1 – No campo do “disse-me-disse”
A literatura da oralidade, é sempre bom enfatizar isto, é, essencialmente, uma literatura que tem como ferramenta a voz. Exatamente por isso a literatura, da forma como se conhece, deixa de ser captada pelo seu sentido primeiro de littera (letra), configurando tudo o que foi escrito, e passa a ser compreendida lato sensu também como falas, murmúrio, casos, causos e, portanto, algo inerente à cultura popular.
A oralidade ou literatura oral passa a figurar como uma espécie de arte do cotidiano, ou seja, apresentada por meio de diferentes manifestações ou ocorrências da vida diária, englobando as contações de histórias, os causos, as narrativas de feitos comuns ou sobrenaturais que afloram por influxo da memória nas mais diversas situações e finalidades.
A bem da verdade, o grande problema de se trabalhar a literatura com suas manifestações orais reside na escolha de uma abordagem um tanto equivocada, a saber, conferir ao texto oral os mesmos significados e/ou interpretações que se confere ao escrito, aos contos e romances, por exemplo. Não que falemos de uma impossibilidade, mas pelo fato de haver algumas variantes formais e temáticas específicas da tradição oral.
Acrescente-se a esta perspectiva os modos distintos de veiculação desta literatura oral, das suas formas de composição e inclusive de transmissão ao longo dos tempos (o cordel, o romanceiro etc), algo que normalmente é ignorado. Na verdade, não é o caso apenas, de diferenciação estre escrita e oralidade, mas de consideração de todos ou ao menos dos mais importantes aspectos da literatura oral.

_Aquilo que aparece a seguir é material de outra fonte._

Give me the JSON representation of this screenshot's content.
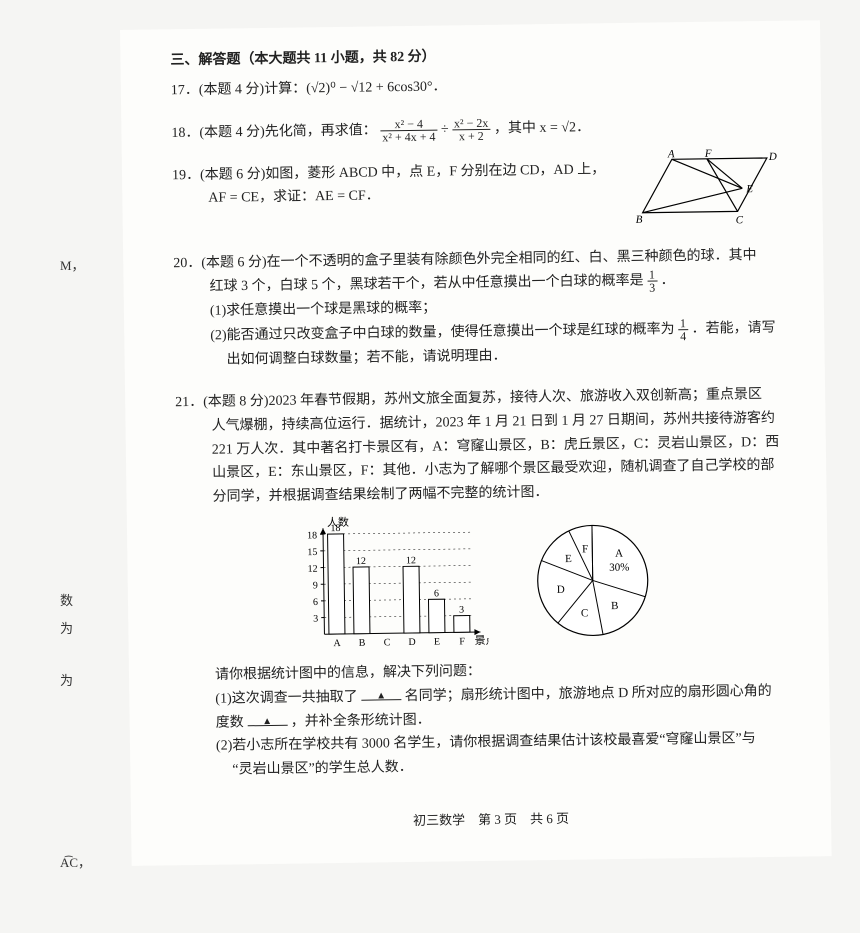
{
  "section_title": "三、解答题（本大题共 11 小题，共 82 分）",
  "q17": {
    "text": "17．(本题 4 分)计算：(√2)⁰ − √12 + 6cos30°．"
  },
  "q18": {
    "prefix": "18．(本题 4 分)先化简，再求值：",
    "frac1_top": "x² − 4",
    "frac1_bot": "x² + 4x + 4",
    "div": " ÷ ",
    "frac2_top": "x² − 2x",
    "frac2_bot": "x + 2",
    "suffix": "，其中 x = √2．"
  },
  "q19": {
    "line1": "19．(本题 6 分)如图，菱形 ABCD 中，点 E，F 分别在边 CD，AD 上，",
    "line2": "AF = CE，求证：AE = CF．",
    "labels": {
      "A": "A",
      "B": "B",
      "C": "C",
      "D": "D",
      "E": "E",
      "F": "F"
    }
  },
  "q20": {
    "line1": "20．(本题 6 分)在一个不透明的盒子里装有除颜色外完全相同的红、白、黑三种颜色的球．其中",
    "line2_a": "红球 3 个，白球 5 个，黑球若干个，若从中任意摸出一个白球的概率是",
    "frac_top": "1",
    "frac_bot": "3",
    "line2_b": "．",
    "sub1": "(1)求任意摸出一个球是黑球的概率；",
    "sub2a": "(2)能否通过只改变盒子中白球的数量，使得任意摸出一个球是红球的概率为",
    "sub2_frac_top": "1",
    "sub2_frac_bot": "4",
    "sub2b": "．若能，请写",
    "sub2c": "出如何调整白球数量；若不能，请说明理由．"
  },
  "q21": {
    "line1": "21．(本题 8 分)2023 年春节假期，苏州文旅全面复苏，接待人次、旅游收入双创新高；重点景区",
    "line2": "人气爆棚，持续高位运行．据统计，2023 年 1 月 21 日到 1 月 27 日期间，苏州共接待游客约",
    "line3": "221 万人次．其中著名打卡景区有，A：穹窿山景区，B：虎丘景区，C：灵岩山景区，D：西",
    "line4": "山景区，E：东山景区，F：其他．小志为了解哪个景区最受欢迎，随机调查了自己学校的部",
    "line5": "分同学，并根据调查结果绘制了两幅不完整的统计图．",
    "bar": {
      "ylabel": "人数",
      "xlabel": "景点",
      "yticks": [
        3,
        6,
        9,
        12,
        15,
        18
      ],
      "cats": [
        "A",
        "B",
        "C",
        "D",
        "E",
        "F"
      ],
      "vals": [
        18,
        12,
        null,
        12,
        6,
        3
      ],
      "shown_labels": {
        "A": "18",
        "B": "12",
        "D": "12",
        "E": "6",
        "F": "3"
      },
      "bar_fill": "#ffffff",
      "bar_stroke": "#000000",
      "axis_color": "#000000"
    },
    "pie": {
      "labels": [
        "A",
        "B",
        "C",
        "D",
        "E",
        "F"
      ],
      "A_pct_label": "A\n30%",
      "stroke": "#000000",
      "fill": "#ffffff"
    },
    "prompt": "请你根据统计图中的信息，解决下列问题：",
    "sub1a": "(1)这次调查一共抽取了",
    "sub1b": "名同学；扇形统计图中，旅游地点 D 所对应的扇形圆心角的",
    "sub1c": "度数",
    "sub1d": "，并补全条形统计图．",
    "sub2a": "(2)若小志所在学校共有 3000 名学生，请你根据调查结果估计该校最喜爱“穹窿山景区”与",
    "sub2b": "“灵岩山景区”的学生总人数．"
  },
  "margins": {
    "m1": "M，",
    "m2": "数",
    "m3": "为",
    "m4": "为",
    "m5": "A͡C，"
  },
  "footer": "初三数学　第 3 页　共 6 页"
}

A palavra transmitida pela voz, principalmente na perspectiva do sobrenatural tem um pouco mais que a mera produção de sentido, pois aventa diferentes modos pelos quais o texto, a narração, se ordena ou reordena-se a partir inclusive de uma simples predisposição para ouvir, o que causa efeito distinto do que ocorre no texto escrito.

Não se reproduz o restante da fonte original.